Streams allow the output of just about any Unix command to be used as the input to just about any other unix command. Kind of like lego's, but for computers.
The commands that are a part of Unix are designed to fill just about every need you can think of, and they all work together pretty well.
Here is a simple example. Say you just grabbed a text file that has the contents of your local phone book, and you would like to see a list of everyone with your last name, and see that list sorted in alphebetical order, and have that list dumped to the printer. In windows, this would be a hassle at best, and would more than likely involve a lot of manual steps. In Unix, with pipes, it is easy and automatic.
First consider the individual steps. The grep
looks at incoming data, compares it to a matching patten, and outputs
a line of data only if the line matches. Therefore, the command to
grep a file or a stream of data for all lines that include the name
Kilgallon would be
grep kilgallon sourcefile.txt
Because we specified a filename (sourcefile.txt), grep gets it's data from there.

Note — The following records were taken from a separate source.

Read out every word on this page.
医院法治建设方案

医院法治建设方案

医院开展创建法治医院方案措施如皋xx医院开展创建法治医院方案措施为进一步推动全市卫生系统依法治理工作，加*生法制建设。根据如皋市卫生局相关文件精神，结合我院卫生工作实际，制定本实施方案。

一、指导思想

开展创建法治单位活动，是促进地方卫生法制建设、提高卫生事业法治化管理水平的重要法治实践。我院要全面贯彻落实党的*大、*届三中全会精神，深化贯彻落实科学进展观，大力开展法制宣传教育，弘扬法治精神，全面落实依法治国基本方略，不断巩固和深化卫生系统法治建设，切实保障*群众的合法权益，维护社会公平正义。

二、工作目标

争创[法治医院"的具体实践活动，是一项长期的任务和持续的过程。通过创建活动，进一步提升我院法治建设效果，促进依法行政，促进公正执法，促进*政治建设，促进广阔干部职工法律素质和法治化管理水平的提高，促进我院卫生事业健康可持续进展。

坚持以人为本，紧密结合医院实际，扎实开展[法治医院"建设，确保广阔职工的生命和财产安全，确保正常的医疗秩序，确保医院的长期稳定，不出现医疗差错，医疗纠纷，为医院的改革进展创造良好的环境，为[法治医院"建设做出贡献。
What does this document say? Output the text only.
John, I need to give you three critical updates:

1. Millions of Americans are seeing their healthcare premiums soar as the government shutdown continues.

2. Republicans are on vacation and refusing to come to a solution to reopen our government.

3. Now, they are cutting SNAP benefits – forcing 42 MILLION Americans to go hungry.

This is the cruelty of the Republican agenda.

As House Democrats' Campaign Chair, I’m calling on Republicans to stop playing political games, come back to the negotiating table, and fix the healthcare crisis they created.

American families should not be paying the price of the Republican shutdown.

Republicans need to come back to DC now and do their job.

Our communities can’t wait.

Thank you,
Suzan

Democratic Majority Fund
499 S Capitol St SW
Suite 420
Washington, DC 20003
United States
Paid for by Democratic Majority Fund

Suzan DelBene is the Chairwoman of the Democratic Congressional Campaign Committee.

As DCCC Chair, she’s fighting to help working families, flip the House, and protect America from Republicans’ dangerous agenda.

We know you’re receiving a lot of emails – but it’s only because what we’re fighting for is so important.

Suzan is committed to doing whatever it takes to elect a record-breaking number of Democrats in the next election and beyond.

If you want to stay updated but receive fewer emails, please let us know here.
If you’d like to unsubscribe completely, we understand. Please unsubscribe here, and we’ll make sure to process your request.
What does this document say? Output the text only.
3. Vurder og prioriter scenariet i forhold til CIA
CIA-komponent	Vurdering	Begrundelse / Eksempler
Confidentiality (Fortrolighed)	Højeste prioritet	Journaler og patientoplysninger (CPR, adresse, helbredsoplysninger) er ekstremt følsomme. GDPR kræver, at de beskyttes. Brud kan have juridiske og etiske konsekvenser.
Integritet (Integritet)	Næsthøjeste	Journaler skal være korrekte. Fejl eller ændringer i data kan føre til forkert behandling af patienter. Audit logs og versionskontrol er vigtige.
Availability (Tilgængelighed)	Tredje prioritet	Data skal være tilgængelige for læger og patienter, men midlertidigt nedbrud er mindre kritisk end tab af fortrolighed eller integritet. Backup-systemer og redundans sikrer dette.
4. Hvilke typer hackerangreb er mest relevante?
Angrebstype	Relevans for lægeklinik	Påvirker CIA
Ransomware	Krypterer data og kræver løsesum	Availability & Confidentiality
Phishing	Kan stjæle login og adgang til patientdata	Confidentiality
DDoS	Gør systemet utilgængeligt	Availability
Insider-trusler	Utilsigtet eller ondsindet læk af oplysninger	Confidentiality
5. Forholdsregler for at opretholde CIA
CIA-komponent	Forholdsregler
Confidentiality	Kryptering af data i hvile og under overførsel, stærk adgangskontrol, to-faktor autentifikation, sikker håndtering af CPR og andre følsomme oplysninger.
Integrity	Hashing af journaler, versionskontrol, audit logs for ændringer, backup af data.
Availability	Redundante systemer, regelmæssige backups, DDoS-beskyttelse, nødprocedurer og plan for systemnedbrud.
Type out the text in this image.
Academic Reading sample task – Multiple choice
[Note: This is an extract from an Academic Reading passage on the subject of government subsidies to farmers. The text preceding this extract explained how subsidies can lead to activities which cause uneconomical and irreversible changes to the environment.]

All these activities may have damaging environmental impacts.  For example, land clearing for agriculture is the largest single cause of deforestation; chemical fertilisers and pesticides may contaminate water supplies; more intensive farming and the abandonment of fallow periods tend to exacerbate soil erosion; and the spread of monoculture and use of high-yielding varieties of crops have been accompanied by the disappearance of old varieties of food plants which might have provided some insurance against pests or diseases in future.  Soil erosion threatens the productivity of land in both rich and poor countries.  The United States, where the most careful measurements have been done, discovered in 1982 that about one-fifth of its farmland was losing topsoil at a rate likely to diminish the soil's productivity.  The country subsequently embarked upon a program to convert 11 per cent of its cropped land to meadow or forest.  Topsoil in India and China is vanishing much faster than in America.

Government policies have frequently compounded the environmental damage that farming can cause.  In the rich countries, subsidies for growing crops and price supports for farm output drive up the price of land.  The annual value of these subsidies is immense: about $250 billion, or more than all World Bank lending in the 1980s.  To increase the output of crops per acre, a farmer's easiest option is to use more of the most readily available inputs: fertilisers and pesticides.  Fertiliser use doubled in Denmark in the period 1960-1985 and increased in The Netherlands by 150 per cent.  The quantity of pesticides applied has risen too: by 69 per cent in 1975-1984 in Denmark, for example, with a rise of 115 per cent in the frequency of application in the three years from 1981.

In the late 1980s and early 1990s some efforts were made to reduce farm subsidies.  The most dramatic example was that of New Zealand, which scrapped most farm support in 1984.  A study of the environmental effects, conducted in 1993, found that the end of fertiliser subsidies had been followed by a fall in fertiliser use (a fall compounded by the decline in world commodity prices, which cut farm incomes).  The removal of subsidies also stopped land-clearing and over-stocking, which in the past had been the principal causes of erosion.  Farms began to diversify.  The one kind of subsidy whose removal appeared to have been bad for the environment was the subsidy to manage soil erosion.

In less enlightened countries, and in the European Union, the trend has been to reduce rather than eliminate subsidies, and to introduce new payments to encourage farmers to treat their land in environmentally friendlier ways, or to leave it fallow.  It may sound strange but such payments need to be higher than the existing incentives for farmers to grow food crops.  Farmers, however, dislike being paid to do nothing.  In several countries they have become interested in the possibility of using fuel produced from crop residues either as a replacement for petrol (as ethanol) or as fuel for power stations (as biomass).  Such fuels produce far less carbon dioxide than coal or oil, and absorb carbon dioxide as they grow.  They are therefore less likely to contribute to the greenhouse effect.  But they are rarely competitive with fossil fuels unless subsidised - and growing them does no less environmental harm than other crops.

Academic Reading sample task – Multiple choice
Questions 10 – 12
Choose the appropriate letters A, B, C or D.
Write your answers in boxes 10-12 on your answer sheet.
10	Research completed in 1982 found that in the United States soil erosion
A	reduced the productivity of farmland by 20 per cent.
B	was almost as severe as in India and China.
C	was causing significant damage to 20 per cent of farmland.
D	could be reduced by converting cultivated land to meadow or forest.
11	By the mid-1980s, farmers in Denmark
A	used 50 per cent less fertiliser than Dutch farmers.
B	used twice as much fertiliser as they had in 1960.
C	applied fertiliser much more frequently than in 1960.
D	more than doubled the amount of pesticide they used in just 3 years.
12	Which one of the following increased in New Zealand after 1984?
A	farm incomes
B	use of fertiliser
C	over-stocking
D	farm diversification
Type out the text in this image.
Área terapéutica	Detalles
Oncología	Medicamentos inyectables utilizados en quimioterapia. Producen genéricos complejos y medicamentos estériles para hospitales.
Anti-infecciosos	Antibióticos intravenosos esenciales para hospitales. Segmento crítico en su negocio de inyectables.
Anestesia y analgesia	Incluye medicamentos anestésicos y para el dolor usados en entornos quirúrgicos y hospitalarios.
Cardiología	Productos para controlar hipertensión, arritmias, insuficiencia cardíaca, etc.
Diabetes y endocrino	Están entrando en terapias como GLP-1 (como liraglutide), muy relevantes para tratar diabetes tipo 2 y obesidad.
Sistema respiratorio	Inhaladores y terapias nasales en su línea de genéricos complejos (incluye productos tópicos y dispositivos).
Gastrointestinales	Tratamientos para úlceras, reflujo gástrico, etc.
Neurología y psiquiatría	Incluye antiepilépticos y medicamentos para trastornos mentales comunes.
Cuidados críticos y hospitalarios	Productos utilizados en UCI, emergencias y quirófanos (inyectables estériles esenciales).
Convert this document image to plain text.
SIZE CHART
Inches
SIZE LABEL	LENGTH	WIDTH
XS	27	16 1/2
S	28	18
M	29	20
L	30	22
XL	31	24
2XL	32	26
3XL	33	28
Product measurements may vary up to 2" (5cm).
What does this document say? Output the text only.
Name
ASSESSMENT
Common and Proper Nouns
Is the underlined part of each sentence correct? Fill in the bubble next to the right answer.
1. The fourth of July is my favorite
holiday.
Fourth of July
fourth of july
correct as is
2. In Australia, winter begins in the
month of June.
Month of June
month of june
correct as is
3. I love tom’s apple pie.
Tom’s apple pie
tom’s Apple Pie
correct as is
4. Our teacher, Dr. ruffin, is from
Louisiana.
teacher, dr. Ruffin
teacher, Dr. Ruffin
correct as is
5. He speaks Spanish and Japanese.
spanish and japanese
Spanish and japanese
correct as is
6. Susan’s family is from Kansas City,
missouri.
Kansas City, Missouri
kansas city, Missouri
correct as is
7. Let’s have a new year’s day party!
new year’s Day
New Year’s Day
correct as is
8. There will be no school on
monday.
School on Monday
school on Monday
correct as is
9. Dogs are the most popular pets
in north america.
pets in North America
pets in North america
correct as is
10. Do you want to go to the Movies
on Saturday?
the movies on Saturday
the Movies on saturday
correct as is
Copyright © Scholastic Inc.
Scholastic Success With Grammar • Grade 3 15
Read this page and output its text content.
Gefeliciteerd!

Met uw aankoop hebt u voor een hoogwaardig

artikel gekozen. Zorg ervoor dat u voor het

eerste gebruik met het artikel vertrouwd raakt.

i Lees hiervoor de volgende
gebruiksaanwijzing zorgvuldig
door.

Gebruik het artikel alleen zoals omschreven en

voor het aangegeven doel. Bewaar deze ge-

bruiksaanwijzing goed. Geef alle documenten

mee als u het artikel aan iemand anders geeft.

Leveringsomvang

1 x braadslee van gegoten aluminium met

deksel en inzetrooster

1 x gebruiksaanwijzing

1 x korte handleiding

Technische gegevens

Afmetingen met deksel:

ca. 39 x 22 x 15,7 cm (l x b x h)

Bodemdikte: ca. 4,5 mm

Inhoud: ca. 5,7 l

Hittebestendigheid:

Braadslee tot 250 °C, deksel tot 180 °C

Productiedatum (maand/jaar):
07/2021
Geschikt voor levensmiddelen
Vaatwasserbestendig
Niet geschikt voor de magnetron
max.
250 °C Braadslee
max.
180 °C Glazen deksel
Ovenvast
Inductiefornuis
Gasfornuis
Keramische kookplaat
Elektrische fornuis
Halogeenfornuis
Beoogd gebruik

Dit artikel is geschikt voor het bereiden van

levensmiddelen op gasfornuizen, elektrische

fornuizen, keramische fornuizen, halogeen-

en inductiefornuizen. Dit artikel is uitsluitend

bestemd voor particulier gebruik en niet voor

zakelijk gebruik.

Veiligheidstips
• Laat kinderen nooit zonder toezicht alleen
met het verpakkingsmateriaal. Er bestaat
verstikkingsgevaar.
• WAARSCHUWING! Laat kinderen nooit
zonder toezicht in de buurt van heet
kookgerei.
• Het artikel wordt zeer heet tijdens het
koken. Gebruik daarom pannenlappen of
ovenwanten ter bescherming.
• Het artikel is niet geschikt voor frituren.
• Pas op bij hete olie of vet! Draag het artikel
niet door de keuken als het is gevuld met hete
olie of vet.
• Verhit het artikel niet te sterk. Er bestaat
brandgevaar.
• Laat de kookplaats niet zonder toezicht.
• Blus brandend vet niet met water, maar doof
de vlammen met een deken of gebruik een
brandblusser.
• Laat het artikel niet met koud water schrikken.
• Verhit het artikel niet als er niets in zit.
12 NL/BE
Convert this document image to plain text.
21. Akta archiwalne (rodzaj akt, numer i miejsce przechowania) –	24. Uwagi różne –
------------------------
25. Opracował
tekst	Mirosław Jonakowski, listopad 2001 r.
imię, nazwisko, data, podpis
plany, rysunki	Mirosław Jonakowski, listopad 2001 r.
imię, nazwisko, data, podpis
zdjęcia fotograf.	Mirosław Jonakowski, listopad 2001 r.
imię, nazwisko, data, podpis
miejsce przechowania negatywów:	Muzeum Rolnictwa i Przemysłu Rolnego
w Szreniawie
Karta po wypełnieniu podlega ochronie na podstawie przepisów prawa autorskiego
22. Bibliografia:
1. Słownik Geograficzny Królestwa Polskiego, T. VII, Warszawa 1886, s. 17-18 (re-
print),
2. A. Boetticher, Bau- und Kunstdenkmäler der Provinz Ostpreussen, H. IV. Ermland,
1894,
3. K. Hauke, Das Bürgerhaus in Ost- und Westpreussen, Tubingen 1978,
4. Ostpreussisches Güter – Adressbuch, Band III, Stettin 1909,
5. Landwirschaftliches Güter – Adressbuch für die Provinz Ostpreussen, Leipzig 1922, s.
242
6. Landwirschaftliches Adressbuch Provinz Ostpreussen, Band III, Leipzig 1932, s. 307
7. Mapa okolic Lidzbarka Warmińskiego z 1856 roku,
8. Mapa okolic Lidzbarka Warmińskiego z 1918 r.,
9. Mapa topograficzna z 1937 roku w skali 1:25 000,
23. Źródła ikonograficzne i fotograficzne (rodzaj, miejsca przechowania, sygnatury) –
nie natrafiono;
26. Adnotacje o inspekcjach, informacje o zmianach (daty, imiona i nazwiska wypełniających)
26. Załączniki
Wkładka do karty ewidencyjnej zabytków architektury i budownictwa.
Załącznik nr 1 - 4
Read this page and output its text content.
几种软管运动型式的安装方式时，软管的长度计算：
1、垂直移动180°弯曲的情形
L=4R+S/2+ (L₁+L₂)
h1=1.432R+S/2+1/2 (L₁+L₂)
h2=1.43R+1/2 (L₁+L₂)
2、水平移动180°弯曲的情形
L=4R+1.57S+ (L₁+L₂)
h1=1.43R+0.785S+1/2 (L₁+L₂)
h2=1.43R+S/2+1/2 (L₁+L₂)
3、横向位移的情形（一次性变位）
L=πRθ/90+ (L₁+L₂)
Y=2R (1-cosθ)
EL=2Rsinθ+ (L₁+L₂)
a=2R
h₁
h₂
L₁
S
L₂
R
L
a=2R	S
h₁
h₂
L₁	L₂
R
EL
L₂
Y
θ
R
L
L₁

If we had not specified a filename, grep would have expected data to be incoming on a stream.
Next, the command to sort a stream of data would be
sort
Finally, the command to print a stream of data is (at least on Linux systems)
lpr
So, to achieve the original goal, we tie the commands together with pipes, and let them drive each other. The command would look as follows:
grep kilgallon | sort | lpr
The example shown above is very simple, and
pretty unremarkable. The real power lies in the wide variety of
programs that can be data sources and data sinks. For the backburner
package, there are three commands that do most of the work, dd,
tar, and gzip
.
dd
command This command will take data from and send data too just about anything you can hook up to a computer... the keyboard, a raw disk partition, the mouse, a tape drive, a file on a disk, a floppy, the screen, another program... you get the idea. For the backburner package, it allows us to convert a disk partition into a stream of data, and later to convert a stream of data back to a disk partition. This means we can create and restore bit for bit images of any kind of disk partition. Like any self respecting unix command, there are tons of optional arguments that can do many handy things during this translation. Everything you might need is here somewhere.
tar
command This command will translate a mounted file system into a stream of data, or translate a stream of data back into a file system. It can (depending on the options you desire) maintain all creation times and ownership attributes, file system locations, and every other important aspect of a filesystem. You can specify files or directory hierarchies to include or exclude, how to handle symbolic links, what to do with mounted filesystems, and tons of other behaviors. Again, if you will need it, tar can more than likely do it.
gzip
command This command will take a stream of data and compress or uncompress it. On a typical file system, it achieves a two to one compression ratio. On already compressed data such as zip files or jpegs, it will achieve nothing. It is a lossless compression algorithim, which means that once the stream is uncompressed again, the data is exactly identical to the original stream.
You probably guessed it by now. Backburner works because the dd command can translate a disk partition into a stream of data, feed it to gzip, and then backburner can capture it. Backburner can then play the stream back, use gzip to uncompress it, and feed it back to dd, thus restoring an exact copy of a disk partition.
Likewise, tar can take a file system, convert it to a stream, feed it to gzip to compress it, then use backburner to store the stream. Later, backburner can restore this stream, use gzip to uncompress it, and feed it back to tar to re-create the original file system.
The commands are hard, but they are incredibly full featured, highly functional, and completely flexible. They are well documented in the man pages, and are widely used and available.